JACKSONVILLE, Fla. — Attorneys for a St. Johns County teen accused of stabbing his 13-year-old classmate to death filed four motions in the case this week. 

Aiden Fucci is charged with first-degree murder for allegedly stabbing Tristyn Bailey 114 times on the morning of Mother’s Day in 2021. He was 14 at the time.

RELATED: One year later: Remembering Tristyn Bailey

Fucci has pleaded not guilty, and his defense team filed several motions ahead of his scheduled November trial. The motions aim to prohibit prejudicial emotional outbursts in court, exclude court cameras during jury selection, and block jurors from seeing either Bailey’s autopsy photos or the original indictment.

1. Motion to prohibit prejudicial emotional outbursts This motion seeks to prevent emotional displays in front of the jury or courtroom spectators. If granted, this rule would apply to the family of the “decedent,” i.e.

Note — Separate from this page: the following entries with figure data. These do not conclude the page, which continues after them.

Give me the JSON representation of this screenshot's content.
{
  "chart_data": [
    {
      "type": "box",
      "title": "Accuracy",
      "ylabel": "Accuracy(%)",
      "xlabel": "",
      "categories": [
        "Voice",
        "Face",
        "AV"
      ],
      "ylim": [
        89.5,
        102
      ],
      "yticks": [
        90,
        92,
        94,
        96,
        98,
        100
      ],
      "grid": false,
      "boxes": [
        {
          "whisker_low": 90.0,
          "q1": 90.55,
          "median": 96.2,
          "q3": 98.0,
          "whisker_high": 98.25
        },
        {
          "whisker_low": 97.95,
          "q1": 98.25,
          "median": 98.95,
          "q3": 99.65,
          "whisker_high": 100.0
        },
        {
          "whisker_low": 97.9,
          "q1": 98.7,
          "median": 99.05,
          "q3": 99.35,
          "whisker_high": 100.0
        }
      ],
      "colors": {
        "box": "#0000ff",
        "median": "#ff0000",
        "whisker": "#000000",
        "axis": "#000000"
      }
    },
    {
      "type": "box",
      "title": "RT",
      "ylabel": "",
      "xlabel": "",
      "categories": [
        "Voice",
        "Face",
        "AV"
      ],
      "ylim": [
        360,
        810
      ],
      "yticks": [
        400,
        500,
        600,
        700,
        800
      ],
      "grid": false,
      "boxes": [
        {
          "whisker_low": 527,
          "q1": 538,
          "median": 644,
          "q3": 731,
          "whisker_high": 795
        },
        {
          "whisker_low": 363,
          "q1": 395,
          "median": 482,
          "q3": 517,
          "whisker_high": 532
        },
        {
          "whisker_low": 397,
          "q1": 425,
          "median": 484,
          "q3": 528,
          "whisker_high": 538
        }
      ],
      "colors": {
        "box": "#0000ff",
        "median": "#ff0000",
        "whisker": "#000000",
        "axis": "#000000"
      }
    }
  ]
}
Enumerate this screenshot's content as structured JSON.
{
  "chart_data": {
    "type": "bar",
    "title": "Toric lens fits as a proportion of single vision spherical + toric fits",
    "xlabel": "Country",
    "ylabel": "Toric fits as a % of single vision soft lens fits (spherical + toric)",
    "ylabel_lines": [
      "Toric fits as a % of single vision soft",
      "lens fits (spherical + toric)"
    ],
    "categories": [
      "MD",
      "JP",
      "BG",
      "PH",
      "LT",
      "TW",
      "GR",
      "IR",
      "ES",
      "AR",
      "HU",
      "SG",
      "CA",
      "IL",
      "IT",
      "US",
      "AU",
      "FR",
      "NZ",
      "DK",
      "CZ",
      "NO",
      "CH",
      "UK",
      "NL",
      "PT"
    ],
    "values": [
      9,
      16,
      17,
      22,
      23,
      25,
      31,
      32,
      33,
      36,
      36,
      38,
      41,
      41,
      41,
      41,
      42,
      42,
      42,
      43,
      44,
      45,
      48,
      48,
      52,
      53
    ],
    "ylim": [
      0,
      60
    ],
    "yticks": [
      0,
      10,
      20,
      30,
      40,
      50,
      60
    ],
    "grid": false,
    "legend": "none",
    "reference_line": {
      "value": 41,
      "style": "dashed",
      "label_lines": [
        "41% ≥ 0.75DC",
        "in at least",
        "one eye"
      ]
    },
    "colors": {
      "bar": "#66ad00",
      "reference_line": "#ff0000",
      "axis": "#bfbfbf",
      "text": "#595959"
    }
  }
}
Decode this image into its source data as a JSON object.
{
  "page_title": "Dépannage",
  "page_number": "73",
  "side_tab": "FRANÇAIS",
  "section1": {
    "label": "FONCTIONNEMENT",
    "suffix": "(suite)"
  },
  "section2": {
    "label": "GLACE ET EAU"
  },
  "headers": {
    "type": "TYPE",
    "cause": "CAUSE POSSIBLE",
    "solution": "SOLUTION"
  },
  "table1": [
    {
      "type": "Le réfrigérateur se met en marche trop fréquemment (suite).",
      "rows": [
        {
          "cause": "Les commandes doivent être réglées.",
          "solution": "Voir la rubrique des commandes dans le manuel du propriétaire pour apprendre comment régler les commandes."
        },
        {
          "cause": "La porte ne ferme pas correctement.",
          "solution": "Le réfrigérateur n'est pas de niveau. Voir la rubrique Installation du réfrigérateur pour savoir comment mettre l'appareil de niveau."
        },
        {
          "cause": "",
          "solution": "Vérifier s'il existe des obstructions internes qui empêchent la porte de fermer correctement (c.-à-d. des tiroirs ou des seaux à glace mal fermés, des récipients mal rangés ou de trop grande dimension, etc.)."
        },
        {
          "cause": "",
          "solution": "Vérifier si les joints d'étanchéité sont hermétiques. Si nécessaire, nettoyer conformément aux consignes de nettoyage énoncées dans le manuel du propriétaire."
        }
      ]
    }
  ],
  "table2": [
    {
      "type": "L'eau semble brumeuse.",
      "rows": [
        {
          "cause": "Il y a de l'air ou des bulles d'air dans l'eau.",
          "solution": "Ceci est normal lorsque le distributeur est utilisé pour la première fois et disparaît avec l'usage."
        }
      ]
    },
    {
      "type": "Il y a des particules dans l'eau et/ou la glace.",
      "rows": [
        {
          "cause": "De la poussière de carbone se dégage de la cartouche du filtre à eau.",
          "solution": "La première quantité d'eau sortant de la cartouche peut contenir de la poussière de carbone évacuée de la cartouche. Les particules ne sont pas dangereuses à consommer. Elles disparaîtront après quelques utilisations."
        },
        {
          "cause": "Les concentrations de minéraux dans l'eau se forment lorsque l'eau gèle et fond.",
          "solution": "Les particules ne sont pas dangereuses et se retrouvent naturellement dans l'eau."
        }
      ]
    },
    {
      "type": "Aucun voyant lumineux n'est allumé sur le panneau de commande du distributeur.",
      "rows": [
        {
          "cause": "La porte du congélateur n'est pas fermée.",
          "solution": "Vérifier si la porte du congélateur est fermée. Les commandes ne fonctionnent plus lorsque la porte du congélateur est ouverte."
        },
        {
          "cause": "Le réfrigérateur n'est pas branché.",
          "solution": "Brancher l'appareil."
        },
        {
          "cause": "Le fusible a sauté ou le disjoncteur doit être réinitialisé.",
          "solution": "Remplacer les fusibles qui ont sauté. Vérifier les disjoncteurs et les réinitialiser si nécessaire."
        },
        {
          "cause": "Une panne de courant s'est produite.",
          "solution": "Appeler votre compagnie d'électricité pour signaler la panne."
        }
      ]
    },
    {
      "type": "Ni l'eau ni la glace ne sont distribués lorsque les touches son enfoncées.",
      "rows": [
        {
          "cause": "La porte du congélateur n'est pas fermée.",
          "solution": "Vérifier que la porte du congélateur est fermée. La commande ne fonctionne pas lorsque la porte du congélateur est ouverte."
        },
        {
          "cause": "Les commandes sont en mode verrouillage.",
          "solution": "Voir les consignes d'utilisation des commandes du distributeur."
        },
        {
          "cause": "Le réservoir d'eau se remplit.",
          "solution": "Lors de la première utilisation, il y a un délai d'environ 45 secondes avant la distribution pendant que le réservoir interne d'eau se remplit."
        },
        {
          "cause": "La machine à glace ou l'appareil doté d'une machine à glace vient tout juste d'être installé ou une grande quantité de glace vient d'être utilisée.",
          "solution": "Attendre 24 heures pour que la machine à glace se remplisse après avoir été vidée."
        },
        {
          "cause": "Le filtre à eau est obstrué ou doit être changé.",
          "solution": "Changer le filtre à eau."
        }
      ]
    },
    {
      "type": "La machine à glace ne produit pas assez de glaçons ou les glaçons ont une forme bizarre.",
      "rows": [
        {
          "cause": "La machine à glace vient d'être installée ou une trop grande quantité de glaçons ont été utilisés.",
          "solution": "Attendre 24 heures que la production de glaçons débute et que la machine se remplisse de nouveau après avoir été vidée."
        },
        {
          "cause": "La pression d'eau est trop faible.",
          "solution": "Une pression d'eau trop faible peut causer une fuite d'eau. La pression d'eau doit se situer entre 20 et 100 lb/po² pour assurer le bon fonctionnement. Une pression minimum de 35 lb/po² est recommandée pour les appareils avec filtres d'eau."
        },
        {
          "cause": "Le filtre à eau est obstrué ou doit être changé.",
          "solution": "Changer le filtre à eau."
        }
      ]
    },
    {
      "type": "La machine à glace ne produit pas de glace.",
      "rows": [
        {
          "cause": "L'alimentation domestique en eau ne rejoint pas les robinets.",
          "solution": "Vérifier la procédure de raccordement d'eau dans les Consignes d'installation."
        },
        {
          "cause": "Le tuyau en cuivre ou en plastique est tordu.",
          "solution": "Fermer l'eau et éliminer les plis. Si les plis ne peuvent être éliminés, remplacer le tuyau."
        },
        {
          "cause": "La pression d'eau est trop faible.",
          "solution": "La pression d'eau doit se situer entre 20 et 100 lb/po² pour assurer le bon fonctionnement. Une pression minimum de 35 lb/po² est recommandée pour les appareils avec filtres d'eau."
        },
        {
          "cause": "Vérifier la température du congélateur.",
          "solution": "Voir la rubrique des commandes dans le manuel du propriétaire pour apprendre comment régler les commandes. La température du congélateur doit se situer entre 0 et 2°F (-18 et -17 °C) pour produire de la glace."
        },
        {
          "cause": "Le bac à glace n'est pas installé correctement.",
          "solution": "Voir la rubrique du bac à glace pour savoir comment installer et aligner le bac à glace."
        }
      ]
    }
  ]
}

Tristyn Bailey’s relatives. It would also apply to other courtroom spectators. 

2. Motion to exclude video cameras from being present in the courtroom during jury selection This case has already been extensively covered and so far, cameras have been present during all of Fucci’s pre-trial hearings. According to the Rule of Florida Judicial Administration, “at least 1 portable television camera, operated by not more than 1 camera person, shall be permitted in any trial or appellate court proceeding.” This rule includes jury selection. The defense motion claims cameras might prevent jurors from openly expressing their biases or prejudices. If recording is allowed, the motion seeks to block livestreaming. Local media outlets plan to challenge this motion. Finally, the motion seeks to have jurors identified by numbers, not names, to ensure anonymity, something that is already standard in most high-profile trials. 

3. Motion in Limine — autopsy or other defined photographs Laypeople can substitute the words “to limit” when they see the phrase “in Limine.” Basically, the defense argues autopsy photos should be excluded on the grounds that that they are unnecessary, inflammatory and prejudicial. 

4. Motion to preclude submission of the indictment to the jury The final motion asks that the indictment not be read from or referenced in front of jurors. Fucci’s defense team argues that the indictment could lead the jury to “prejudge” him, impeding a fair and impartial trial. The motion says that an indictment is not proof that a person committed a crime and is therefore irrelevant to the jury’s examination of evidence presented during the trial. 

Fucci’s trial is scheduled to begin in early November.